If your company is NOT considering using a Professional Employer Organization or is considering leaving your current PEO to do things "in-house", here is a quick check list of things to get done.

 

  • Establish your federal payroll tax (FEIN) withholding account.
  • establish applicable state tax withholding account(s).

  • Establish a Federal Unemployment tax (FUTA) account.
  • Establish a State Unemployment tax account.
  • Determine risk type for workers (workers compensation classifications) and shop for Workers' Compensatio insurance.
  • Purchase Workers' Compensation coverage and pay up front for at least three months of coverage.
  • Ensure your payroll system is set up to file Federal forms including W-2s, W-3s, W-4s, 940s and 941s (quarterly).
  • Obtain, prepare and file Immigration & Naturalization I-9 forms (new versions) for existing staff and new hires. Handle any respondent No-match letters from the Social Security Administration (SSA).
  • Handle paperwork and assume employer liability for all court orders, wage garnishments and tax levies. Ensure levy deduction priorities are followed.
  • Submit reports for New Hire Reporting to State Agencies.
  • Determine your company’s willingness to contribute to employee benefits.
  • Research, price, compare, obtain and monitor employee benefits which might include medical, prescription card, dental, life insurance, AD&D, disability coverage, Employee Assistance Program (EAP) and Credit Union. Determine and communicate effective date of new coverage for employee benefits.

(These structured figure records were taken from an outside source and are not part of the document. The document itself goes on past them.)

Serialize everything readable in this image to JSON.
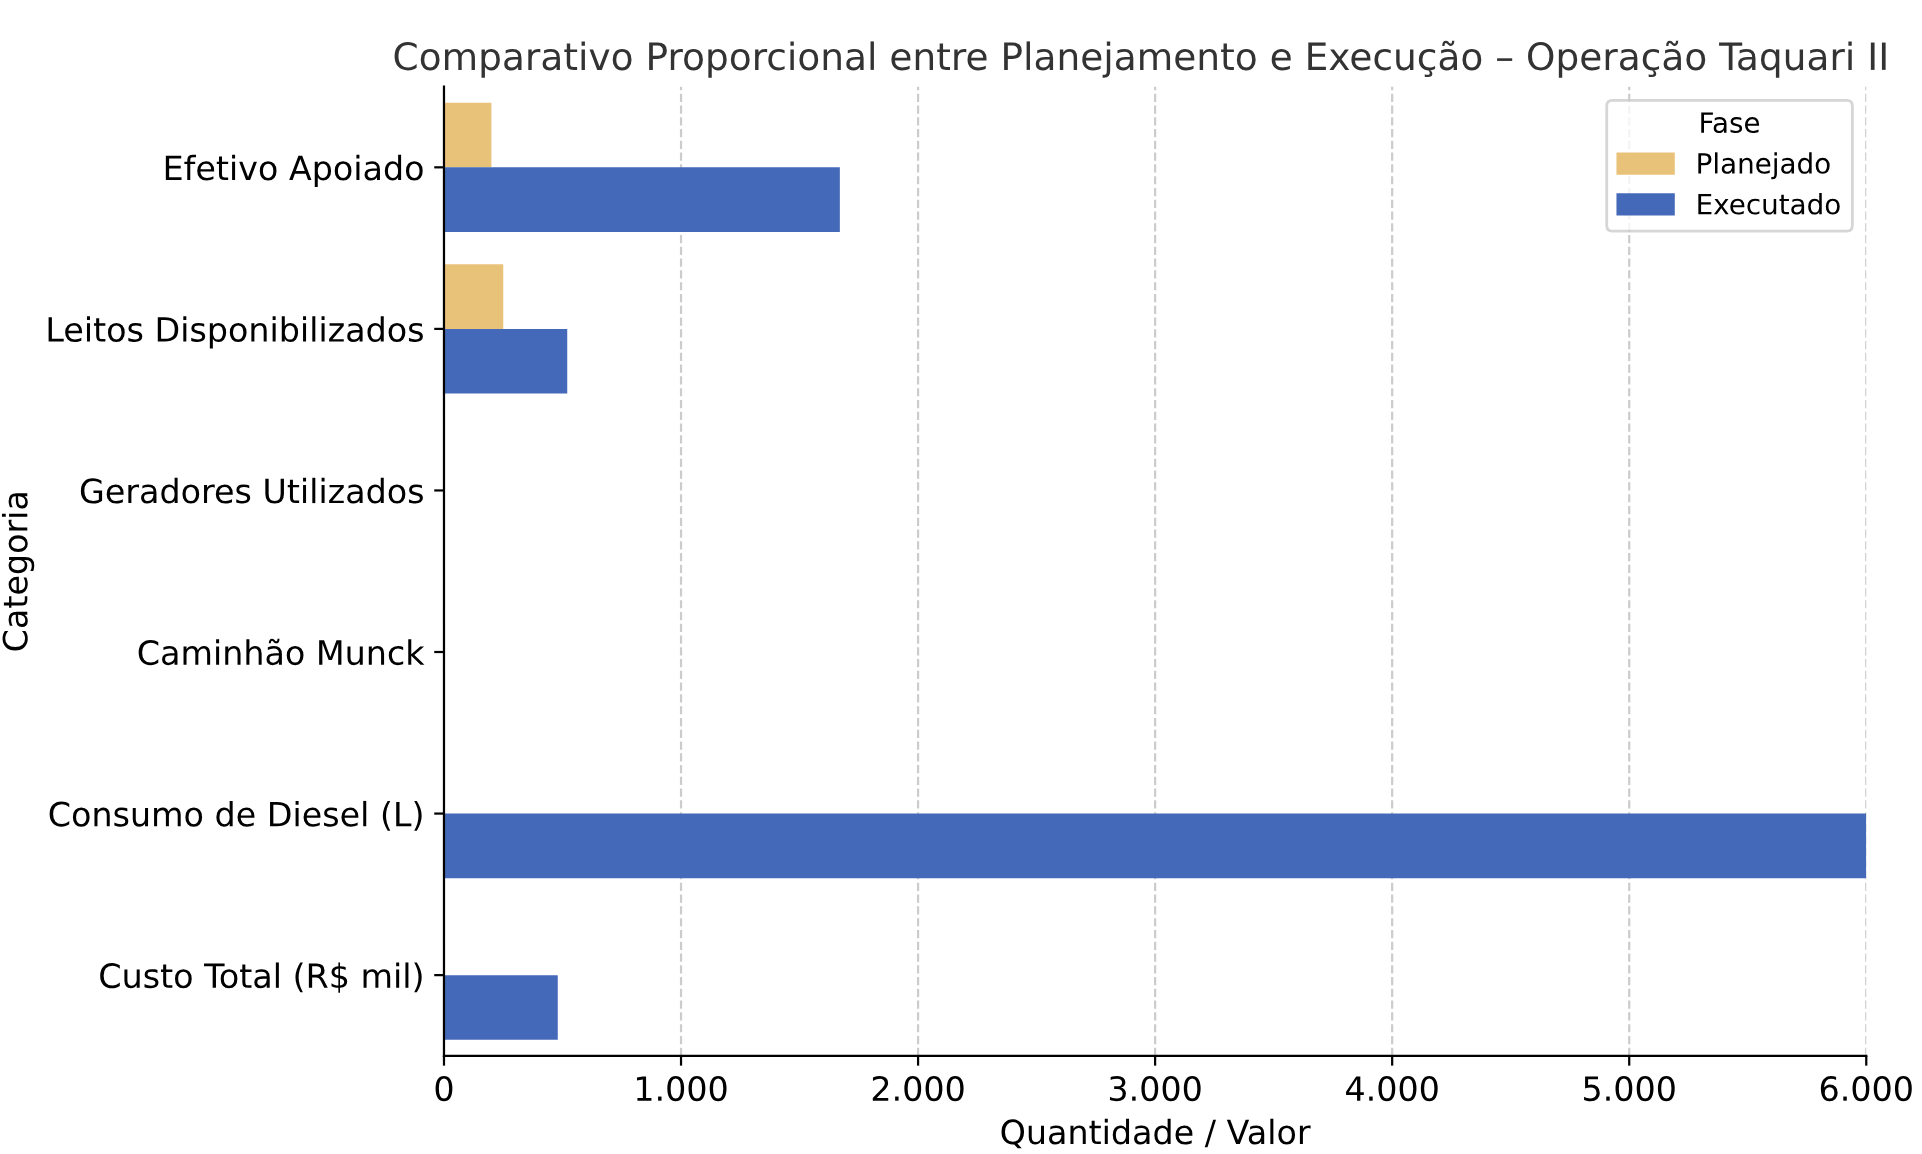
{
  "chart_data": {
    "type": "bar",
    "orientation": "horizontal",
    "title": "Comparativo Proporcional entre Planejamento e Execução – Operação Taquari II",
    "xlabel": "Quantidade / Valor",
    "ylabel": "Categoria",
    "legend_title": "Fase",
    "legend": "top right",
    "grid": "x",
    "categories": [
      "Efetivo Apoiado",
      "Leitos Disponibilizados",
      "Geradores Utilizados",
      "Caminhão Munck",
      "Consumo de Diesel (L)",
      "Custo Total (R$ mil)"
    ],
    "series": [
      {
        "name": "Planejado",
        "color": "#e9c27a",
        "values": [
          200,
          250,
          0,
          0,
          0,
          0
        ]
      },
      {
        "name": "Executado",
        "color": "#4569b9",
        "values": [
          1670,
          520,
          0,
          0,
          6000,
          480
        ]
      }
    ],
    "xlim": [
      0,
      6000
    ],
    "xticks": [
      0,
      {
        "value": 1000,
        "label": "1.000"
      },
      {
        "value": 2000,
        "label": "2.000"
      },
      {
        "value": 3000,
        "label": "3.000"
      },
      {
        "value": 4000,
        "label": "4.000"
      },
      {
        "value": 5000,
        "label": "5.000"
      },
      {
        "value": 6000,
        "label": "6.000"
      }
    ]
  }
}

  • Ensure 1993's Health Care Financing Administration (HCFA) filing requirements are met along with administrative requirements associated with the new 1997 Health Insurance Portability and Accountability Act (HIPAA).
  • Recognize your liability and implement policies to ensure compliance under the ADA, Title VII (EEOC), Civil Rights Act of 1991, Fair Labor Standards Act and Age Discrimination in Employment Act.
  • Make arrangements to set up and manage reporting requirements for IRS Section 125 (Cafeteria) plan if you intend to keep this tax advantage.

  • Make arrangements to set up a 401(k) plan . (Be aware of the differences between Highly Compensated Employees (HCEs) and your other workers since you will not be part of a "large employee base" plan).
  • File Federal Form 5500 for your 401(k) plan.
  • Analyze your cash flow to account for the switch from a scheduled budget allocation for employment services to irregular payments and periodic lump-sum amounts for these services.
  • Implement a payroll solution with either an in-house software solution or a service bureau. Ensure all payroll and tax withholdings are accurate.
  • Because a PEO offer relief from many of these business related challenges, thousands of companies across the USA are now using a PEO to help make their business more successful.